Google's text ads are geared to correspond to search results,
presenting ads at what the company calls the "magic moment" when a
person's search can indicate interest in a specific subject.
Google has been concentrating on showing fewer ads but making them
better-suited to search results, a move it hopes increases the revenue
generated by each click. But statistics from ComScore released this
week show that paid clicks declined in the first quarter compared with
the fourth quarter of 2007 for Google, Yahoo, and Microsoft's MSN.
Paid-click growth
Last quarter, Google's financial performance fell short of Wall Street expectations,
triggering fears that economic woes might be hurting the company.

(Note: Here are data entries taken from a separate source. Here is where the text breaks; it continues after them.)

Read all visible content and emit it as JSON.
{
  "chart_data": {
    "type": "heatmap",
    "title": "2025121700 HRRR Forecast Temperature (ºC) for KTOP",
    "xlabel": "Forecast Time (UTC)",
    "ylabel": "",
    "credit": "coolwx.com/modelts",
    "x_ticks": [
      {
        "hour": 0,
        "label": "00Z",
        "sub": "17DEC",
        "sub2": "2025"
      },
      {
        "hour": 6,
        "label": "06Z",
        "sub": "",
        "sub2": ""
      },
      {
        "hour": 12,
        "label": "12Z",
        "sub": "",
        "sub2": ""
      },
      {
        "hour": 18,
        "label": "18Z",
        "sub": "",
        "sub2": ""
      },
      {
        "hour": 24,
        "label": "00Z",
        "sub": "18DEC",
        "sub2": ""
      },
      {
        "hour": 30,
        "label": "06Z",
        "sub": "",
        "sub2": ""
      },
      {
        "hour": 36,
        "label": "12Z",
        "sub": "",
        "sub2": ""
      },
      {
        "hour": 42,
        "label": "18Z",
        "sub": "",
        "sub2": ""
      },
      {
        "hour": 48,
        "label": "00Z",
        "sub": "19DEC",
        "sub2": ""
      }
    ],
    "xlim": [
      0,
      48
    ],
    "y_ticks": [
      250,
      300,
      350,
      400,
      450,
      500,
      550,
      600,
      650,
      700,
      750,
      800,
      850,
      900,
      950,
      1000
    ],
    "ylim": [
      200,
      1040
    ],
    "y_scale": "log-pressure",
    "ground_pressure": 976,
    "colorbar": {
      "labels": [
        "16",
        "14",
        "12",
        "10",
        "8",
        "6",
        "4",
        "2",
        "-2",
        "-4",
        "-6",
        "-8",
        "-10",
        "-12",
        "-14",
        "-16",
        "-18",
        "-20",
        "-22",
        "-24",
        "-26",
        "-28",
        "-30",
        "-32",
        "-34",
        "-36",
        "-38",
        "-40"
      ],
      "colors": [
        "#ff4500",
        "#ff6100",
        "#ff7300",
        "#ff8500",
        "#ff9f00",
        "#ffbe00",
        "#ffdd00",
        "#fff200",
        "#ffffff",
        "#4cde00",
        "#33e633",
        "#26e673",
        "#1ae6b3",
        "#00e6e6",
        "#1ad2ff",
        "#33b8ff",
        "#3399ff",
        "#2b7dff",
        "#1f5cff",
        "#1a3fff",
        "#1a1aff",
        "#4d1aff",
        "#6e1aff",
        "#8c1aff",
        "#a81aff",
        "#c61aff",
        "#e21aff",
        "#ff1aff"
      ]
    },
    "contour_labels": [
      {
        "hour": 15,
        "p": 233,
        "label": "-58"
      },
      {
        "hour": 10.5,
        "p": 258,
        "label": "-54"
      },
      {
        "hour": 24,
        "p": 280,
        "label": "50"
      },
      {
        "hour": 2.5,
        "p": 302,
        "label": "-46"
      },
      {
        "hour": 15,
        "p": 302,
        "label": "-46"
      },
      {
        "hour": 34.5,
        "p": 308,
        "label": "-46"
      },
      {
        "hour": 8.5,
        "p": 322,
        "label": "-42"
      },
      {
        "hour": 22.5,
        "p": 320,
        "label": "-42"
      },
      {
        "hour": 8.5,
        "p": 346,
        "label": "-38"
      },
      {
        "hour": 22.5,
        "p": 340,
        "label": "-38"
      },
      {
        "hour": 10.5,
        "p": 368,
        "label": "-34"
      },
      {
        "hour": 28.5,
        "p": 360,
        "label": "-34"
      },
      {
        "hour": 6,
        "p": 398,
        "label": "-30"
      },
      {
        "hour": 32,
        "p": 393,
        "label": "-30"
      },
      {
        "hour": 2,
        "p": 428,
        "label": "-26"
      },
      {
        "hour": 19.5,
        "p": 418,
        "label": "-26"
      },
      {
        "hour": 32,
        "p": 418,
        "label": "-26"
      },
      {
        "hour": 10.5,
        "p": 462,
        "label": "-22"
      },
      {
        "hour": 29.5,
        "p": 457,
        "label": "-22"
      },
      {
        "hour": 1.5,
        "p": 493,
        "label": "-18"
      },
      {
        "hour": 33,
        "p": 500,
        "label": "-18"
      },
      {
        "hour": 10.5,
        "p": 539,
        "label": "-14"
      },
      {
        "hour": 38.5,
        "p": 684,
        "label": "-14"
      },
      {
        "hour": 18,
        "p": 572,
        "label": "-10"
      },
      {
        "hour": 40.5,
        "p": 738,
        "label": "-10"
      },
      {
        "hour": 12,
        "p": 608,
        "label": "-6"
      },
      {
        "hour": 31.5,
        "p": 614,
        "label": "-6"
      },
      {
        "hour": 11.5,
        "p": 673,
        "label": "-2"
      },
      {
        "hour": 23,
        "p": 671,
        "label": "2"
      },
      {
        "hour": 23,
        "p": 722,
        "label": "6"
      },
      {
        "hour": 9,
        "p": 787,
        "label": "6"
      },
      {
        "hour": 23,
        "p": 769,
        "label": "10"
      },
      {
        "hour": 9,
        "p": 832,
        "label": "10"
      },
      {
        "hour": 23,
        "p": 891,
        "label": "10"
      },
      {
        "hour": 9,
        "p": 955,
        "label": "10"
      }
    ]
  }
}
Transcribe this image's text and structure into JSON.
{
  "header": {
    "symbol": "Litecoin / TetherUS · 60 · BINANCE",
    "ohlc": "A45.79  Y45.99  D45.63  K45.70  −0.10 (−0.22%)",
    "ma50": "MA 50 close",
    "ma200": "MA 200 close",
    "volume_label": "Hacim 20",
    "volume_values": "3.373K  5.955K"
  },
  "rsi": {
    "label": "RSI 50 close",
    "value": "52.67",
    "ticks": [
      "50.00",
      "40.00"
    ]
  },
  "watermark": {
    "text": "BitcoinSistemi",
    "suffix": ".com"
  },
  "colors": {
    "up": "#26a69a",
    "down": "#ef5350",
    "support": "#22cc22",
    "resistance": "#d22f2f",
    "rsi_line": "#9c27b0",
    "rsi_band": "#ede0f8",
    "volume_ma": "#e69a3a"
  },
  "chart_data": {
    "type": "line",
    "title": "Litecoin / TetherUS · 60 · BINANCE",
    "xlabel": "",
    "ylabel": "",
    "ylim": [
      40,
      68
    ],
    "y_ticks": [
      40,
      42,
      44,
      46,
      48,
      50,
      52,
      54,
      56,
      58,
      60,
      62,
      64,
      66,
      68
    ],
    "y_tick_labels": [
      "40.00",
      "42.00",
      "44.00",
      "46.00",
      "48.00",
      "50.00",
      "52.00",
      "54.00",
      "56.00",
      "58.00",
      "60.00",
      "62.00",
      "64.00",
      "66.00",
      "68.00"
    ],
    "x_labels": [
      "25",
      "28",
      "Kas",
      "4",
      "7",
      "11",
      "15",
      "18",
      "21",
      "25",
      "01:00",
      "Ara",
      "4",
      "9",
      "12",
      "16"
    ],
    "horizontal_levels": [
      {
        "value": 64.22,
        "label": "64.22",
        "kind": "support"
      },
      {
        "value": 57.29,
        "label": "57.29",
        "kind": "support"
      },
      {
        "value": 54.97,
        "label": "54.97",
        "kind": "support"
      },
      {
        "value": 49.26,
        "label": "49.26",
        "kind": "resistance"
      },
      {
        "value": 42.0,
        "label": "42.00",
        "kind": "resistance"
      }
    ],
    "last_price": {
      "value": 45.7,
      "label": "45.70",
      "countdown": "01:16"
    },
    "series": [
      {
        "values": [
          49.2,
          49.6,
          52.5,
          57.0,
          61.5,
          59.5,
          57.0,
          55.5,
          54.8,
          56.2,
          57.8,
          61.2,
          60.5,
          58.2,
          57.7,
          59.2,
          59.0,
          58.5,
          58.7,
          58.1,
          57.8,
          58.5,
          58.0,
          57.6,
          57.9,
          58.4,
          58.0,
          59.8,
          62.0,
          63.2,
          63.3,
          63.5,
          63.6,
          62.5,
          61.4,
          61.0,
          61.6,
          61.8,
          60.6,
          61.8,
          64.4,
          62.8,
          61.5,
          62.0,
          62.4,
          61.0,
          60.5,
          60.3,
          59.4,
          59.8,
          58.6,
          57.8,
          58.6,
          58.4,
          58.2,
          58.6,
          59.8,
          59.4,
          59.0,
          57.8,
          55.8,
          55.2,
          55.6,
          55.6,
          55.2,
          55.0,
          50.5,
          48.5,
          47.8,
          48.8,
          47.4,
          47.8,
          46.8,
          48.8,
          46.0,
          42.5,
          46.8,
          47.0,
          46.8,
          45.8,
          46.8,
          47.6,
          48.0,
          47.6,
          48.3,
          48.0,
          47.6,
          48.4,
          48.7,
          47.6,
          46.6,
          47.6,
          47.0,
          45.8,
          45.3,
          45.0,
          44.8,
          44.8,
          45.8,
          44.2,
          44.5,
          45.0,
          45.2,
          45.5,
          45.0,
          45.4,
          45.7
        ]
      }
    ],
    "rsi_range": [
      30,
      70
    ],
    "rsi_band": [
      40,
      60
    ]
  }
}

Schmidt pooh-poohed the idea, at least for that quarter, by saying: "We
have not yet seen any negative impact from rumors of future recessions.
We'll see what happens."
Google said paid clicks increased 20 percent over the first quarter of 2007 and 4 percent over the fourth quarter of 2007.
Google and ComScore use different methods to measure paid
clicks--for example, Google reports global numbers compared to U.S.
tallies from ComScore--so it's not possible to directly compare
Google's 20 percent quarter-over-quarter increase to the 1.8 percent
decrease ComScore reported for Google for the same period.
But Schmidt was willing to take a potshot, at least indirectly:
"Paid-click growth is much higher than has been speculated by third
parties," Schmidt said.
Google kept expenses down to $1.5 billion for the quarter. "We've
had good, disciplined management of our operating expenses," Schmidt
said.
The Mountain View, Calif.-based company kept hiring down to a mere
800, excluding the 1,500 that arrived with DoubleClick. Total head
count now is 19,156, Chief Financial Officer George Reyes said. Google
cut DoubleClick's staff by about 10 percent after the acquisition, and
"an additional 15 percent, approximately, are expected to leave the
company in the U.S. in the near to intermediate term because they are
in a transitional role as they move through the system," Reyes said.
New ad frontiers
Google executives had optimistic words for a variety of expansion plans:
• In China, Google lags Baidu.com as the top search engine but
hopes to take the lead within five years. Schmidt said Google's made
progress in that area.
"We are seeing market-share growth and good revenue growth as we
have learned to operate in that environment," Schmidt said. "We have
significant new products with respect to Chinese knowledge, Chinese
language, Chinese search."
• Most of Google's business comes from text ads, but graphical
"display" ads are a priority, particularly with the acquisition of
DoubleClick. Where will Google employ such ads?
Display ads in video form are already used on YouTube and Google is
evaluating other possibilities. "There are some other Google properties
that might be good fits, though we haven't made clear decisions," said
co-founder Sergey Brin. Those include "visual sites like Orkut. And
there's some potential like Google Images."
• Mobile advertising looks good in areas such as Japan where there
are devices with high-resolution screens and responsive networks, Brin
said.
"The mobile ads work very well. There's nothing to dissuade me it would be any worse than traditional desktop search," he said.
• Social networking is a challenge when it comes to advertising.
Google ads appear on its own Orkut site and on News Corp.'s MySpace,
and there's "a tremendous amount of inventory" to be sold, Brin said.
"It takes some time for some advertisers to realize they're there and target them effectively," Brin said.
Google is working on it. "Social-networking monetization (has) been
an area where we applied a lot of new technologies," Brin said.
Demographic targeting, which lets advertisers get some idea about what
types of people use a site, "has been very successful," he said.